Title: On the rise of posthuman visions and how they are transforming anthropology of technology
Short description:
New technologies and the environmental crisis are transforming what it means to be human. They challenge the role of the human being – especially in relation to the non-human –and call for new anthropological reflections. In this context, various visions of the so-called "posthuman" are emerging.
First, there are transhumanist and ideological visions of the posthuman that aim to radically transform or even overcome the human through technology. Second, there are approaches within new materialism (e.g., Haraway, Barad), the ethics of technology, and environmental philosophy that propose a posthuman understanding – not as a technological upgrade, but as a shift toward a non-anthropocentric and critical reconsideration of humanism.
In this talk, I will explore these different versions of the posthuman and examine how they contribute to the transformation of anthropology. The rise of the posthuman signals and marks a broader rethinking of the human and of anthropological thought itself. But in what direction is this rethinking heading? How is anthropology being transformed? I will discuss relational and more-than-human approaches in the anthropology of technology that seek to challenge anthropocentrism and to rethink human–non-human relations.
Puzio, Anna: Über-Menschen. Philosophische Auseinandersetzung mit der Anthropologie des Transhumanismus. Book.
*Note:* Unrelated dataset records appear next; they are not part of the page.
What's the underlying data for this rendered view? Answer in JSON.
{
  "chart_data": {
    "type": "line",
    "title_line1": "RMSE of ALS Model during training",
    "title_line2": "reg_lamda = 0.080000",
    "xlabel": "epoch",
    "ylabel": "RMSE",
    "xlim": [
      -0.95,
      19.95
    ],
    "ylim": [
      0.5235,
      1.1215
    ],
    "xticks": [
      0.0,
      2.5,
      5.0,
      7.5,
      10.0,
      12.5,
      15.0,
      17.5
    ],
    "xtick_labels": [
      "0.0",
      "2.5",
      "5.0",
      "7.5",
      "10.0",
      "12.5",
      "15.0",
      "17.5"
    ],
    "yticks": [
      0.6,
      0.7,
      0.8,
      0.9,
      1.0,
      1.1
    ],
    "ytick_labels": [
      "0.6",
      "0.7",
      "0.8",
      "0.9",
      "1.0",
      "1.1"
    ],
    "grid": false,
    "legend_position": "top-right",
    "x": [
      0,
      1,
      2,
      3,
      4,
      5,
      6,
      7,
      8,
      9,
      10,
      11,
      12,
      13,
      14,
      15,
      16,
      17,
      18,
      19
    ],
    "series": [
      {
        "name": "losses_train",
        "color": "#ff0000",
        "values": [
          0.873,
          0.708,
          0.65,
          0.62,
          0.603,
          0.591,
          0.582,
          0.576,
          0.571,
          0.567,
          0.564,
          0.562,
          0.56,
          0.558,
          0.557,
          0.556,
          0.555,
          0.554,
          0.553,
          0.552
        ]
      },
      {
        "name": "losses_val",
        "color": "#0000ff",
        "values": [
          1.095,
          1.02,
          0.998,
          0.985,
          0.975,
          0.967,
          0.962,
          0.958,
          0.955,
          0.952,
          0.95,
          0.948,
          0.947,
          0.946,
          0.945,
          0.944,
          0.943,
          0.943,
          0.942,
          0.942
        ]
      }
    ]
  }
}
Transcript 2022.
Puzio, Anna: The entangled human being – a new materialist approach to anthropology of technology. In AI Ethics (2024).
Puzio, Anna: Not Relational Enough? Towards an Eco-Relational Approach in Robot Ethics. In Philosophy&Technology (2024).
Bio:
Dr. Anna Puzio studied Theology, Philosophy, and German Language and Literature in Münster and Munich. She earned her PhD in Munich with a dissertation on the human conception in transhumanism. After conducting research and working in Frankfurt, Vienna, Oxford, and Cambridge, she is now a researcher in ethics and the anthropology of technology at the University of Twente in the Netherlands, as part of the Dutch research programme Ethics of Socially Disruptive Technologies.
She is currently a visiting researcher at the University of California, Berkeley. Her other research focuses include new materialism (especially Donna Haraway and Karen Barad), diversity, medical ethics, environmental ethics, and the intersection of religions and AI.